Hi everyone! Hope you have all been doing well and looking after yourselves in the mid-sem break so far! By now, you’re a seasoned pre-medder: exposed to the wit of Brent Copp and Rod Jackson’s endless quips about butter and his lunch. It’s now time to sit your first tests and I can imagine that there are a few nerves around this test. I’ll try alleviate some of that for you here.
Weeks 6 and 7 of semester are typically known as “test week” or the test period. It’s not an easy few weeks because you still have classes all the while being assessed. It’s no wonder KEIC gets packed, MunchyMart revenue goes up (...probably?), there’s no comfortable isolated location in Gen Lib, and rubbish bins are full with empty coffee cups.
It’s time to get down to business and revise well for these tests yet the allure of not studying (i.e. literally anything else) is tempting you elsewhere!
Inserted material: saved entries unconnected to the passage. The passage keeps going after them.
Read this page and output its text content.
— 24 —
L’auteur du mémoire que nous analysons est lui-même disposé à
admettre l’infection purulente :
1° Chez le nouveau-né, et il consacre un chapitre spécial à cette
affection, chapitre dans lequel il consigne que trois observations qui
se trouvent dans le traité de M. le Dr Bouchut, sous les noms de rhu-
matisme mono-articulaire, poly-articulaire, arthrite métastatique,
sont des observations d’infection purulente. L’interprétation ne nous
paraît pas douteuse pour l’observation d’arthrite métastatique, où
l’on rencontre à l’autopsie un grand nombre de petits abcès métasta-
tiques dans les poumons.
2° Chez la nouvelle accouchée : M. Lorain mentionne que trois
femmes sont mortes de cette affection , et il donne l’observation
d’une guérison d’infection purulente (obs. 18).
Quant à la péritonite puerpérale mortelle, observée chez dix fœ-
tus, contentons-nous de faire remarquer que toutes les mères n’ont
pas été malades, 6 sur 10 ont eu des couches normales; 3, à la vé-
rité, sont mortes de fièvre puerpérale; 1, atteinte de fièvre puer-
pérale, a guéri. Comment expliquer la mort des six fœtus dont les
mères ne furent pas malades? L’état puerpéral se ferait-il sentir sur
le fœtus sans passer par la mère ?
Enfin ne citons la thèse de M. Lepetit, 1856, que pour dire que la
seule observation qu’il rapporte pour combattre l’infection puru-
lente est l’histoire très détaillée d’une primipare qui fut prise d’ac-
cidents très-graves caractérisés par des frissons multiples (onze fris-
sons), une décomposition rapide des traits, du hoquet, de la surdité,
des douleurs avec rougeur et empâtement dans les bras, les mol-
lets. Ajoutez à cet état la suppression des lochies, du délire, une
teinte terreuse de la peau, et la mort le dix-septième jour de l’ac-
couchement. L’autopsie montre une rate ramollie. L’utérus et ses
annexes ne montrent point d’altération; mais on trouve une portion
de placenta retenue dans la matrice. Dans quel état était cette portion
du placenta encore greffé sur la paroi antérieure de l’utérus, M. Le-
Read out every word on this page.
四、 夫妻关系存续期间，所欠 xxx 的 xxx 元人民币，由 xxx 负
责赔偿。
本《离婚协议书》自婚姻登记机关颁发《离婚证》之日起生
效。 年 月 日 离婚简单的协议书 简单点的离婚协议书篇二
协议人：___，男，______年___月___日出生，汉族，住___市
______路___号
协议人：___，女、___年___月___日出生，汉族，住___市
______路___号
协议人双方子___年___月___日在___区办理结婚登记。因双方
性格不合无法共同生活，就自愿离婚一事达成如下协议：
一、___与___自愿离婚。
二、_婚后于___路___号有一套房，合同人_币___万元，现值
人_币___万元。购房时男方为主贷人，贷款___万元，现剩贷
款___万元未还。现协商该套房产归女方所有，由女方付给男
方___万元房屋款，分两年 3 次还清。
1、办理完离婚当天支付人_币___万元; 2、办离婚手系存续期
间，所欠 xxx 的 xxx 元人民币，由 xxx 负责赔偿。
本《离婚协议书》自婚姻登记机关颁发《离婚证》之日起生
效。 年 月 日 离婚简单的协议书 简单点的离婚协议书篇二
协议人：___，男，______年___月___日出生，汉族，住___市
We totes understand :C
What I can probably give you more help on is general test advice. I feel that most people have a good grasp of the content but once they enter the exam room, they begin to crumble and make mistakes. Test mentality isn’t something you can really ‘train’ but these are some of the things that helped me last year.
Here we’ve compiled: Part A - test preparation and tips, and Part B - test week tips.
Part A: Test prep/tips
1. Make sure you’re crystal clear about test logistics. Needless to say, make sure you have the following:
2. Have a pre-test ritual. Do something that will clear your head out and calm yourself. Some people cram until the last 15 minutes but I think it’s good to take some time and out relax before a test. Personally, I always had dinner with friends. After a day’s worth of studying for the evening test, it was nice to be around good company and good food to ease the pre-test tension.
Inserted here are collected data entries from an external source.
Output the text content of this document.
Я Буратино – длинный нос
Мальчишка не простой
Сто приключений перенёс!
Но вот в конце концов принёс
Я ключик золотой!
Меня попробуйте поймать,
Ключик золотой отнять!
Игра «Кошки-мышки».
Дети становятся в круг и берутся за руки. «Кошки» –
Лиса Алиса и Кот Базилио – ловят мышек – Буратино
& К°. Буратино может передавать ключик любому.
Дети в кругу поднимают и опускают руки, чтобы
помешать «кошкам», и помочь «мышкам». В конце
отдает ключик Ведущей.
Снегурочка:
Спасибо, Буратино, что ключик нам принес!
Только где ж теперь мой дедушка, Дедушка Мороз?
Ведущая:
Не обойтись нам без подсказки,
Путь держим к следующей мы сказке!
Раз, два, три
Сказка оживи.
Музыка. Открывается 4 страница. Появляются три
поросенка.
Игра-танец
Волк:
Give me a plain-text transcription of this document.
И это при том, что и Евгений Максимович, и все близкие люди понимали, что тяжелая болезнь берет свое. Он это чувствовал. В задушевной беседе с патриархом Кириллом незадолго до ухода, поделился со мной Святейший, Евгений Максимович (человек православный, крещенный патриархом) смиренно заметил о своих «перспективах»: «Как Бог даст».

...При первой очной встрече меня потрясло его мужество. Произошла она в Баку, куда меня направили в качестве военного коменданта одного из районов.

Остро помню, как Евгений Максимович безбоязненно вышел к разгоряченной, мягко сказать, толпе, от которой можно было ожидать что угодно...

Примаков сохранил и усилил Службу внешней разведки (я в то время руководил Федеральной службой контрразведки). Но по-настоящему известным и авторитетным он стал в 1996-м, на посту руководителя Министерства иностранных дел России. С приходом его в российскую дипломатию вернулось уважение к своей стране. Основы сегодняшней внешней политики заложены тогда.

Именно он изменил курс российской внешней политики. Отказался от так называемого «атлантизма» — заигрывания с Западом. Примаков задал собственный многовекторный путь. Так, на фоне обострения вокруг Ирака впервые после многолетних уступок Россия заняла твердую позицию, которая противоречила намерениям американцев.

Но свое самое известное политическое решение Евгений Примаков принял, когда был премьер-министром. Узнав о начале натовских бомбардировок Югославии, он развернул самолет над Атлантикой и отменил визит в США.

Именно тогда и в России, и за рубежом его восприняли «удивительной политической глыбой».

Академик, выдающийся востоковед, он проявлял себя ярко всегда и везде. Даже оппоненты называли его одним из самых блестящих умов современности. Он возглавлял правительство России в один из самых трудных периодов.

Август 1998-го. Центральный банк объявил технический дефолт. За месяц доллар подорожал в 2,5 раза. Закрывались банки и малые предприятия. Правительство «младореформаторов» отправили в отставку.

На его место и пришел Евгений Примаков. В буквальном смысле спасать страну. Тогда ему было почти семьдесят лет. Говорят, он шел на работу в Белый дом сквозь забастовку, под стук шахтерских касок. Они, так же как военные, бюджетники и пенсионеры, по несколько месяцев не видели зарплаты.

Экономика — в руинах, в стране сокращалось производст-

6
3. Avoid the trolls. You really need to be in a good head space before a test. A little bit of nervousness to show that you actually care, but not too anxious to affect you from thinking straight. Hanging around the wrong crowd of people might just panic you unnecessarily; like asking weird and obscure questions; I often just used the excuse of different test rooms to just get a final escape to be with myself and chillax. You don’t any more stress than what you already have. Additionally, I would probably avoid Facebook pages/Piazza. Honestly, just too many trolls.
4. Remember the basics. Read the question and answer questions properly. You really don’t want to lose marks for mis-reading something, especially if you actually knew the answer.
5. Check, double check and triple check. Time dependent but this is pretty self-explanatory. When you check, do the question as if you’re doing it for the first time. Pay attention to detail as well, like checking that you have the correct units. Don’t fall into the trap of “briefly going through the question, tricking your mind into thinking everything is familiar and easy, then skimming past it” - you may as well not have checked it!
6. Finally, just a word for the future. The usual story is that after a test, people aren’t happy with the marks they got and start fearing for their GPA. It’s definitely understandable in such a high stakes environment but it’s important to think in the other direction. One test does not define your overall grade. You can worry or sulk about a disappointing mark but make sure you pick yourself up and refocus yourself. There are other things to worry about and if you’re still stuck thinking on that one test you could have done better in, you won’t be fully concentrating and your other tests start taking a hit too. Pre-med is already more on the negative side, with its inherent stress and tension. Don’t add to it when you can change the outlook for yourself
Part B - Test week Tips
1. Study in an atypical location.
Time to buckle down and study! I hate to say it, but sometimes you just gotta be antisocial and avoid people. Go to the Law Library if you must. Go to the engi leech. Just go somewhere where you won’t see too many familiar faces so you can really focus. Kate Edgar IC Lv4 is great and all; but probs filled with tonnes of other biomedders too T_T
2. Turn off distractions.
Turn your phone on silent. Close the FB tab. Print out your notes even. Try to train yourself to study in 40 minute increments (or whatever time works well for you - it’s just often recommended to study in 40m increments). Take a short break; check your notifications/take a walk; then get back to it!
3. Aegrotat - just be aware of it.
Life happens. Shit happens. Be aware that if something drastic happens, for example, family emergencies, personal injury etc., you can apply for compassionate consideration, or, aegrotat. Your most important thing to do is try to keep calm and follow these steps
4. Try to avoid getting sick.
Nothing characterises an angry atmosphere better than the broken silence from the consistent noise of coughing, sniffling, and sneezing in a quiet study space. Make sure you get enough sleep; stay active; eat well - just do whatever the basic things you gotta do to avoid getting sick. Your brain’s got to process enough information without having to deal with antibodies pulsating through your body!
5. Make plans for after test week.
Whilst you might not be that excited about studying, perhaps the thought of going on that road-trip might be motivation itself. Something to keep the light at the end of the tunnel bright.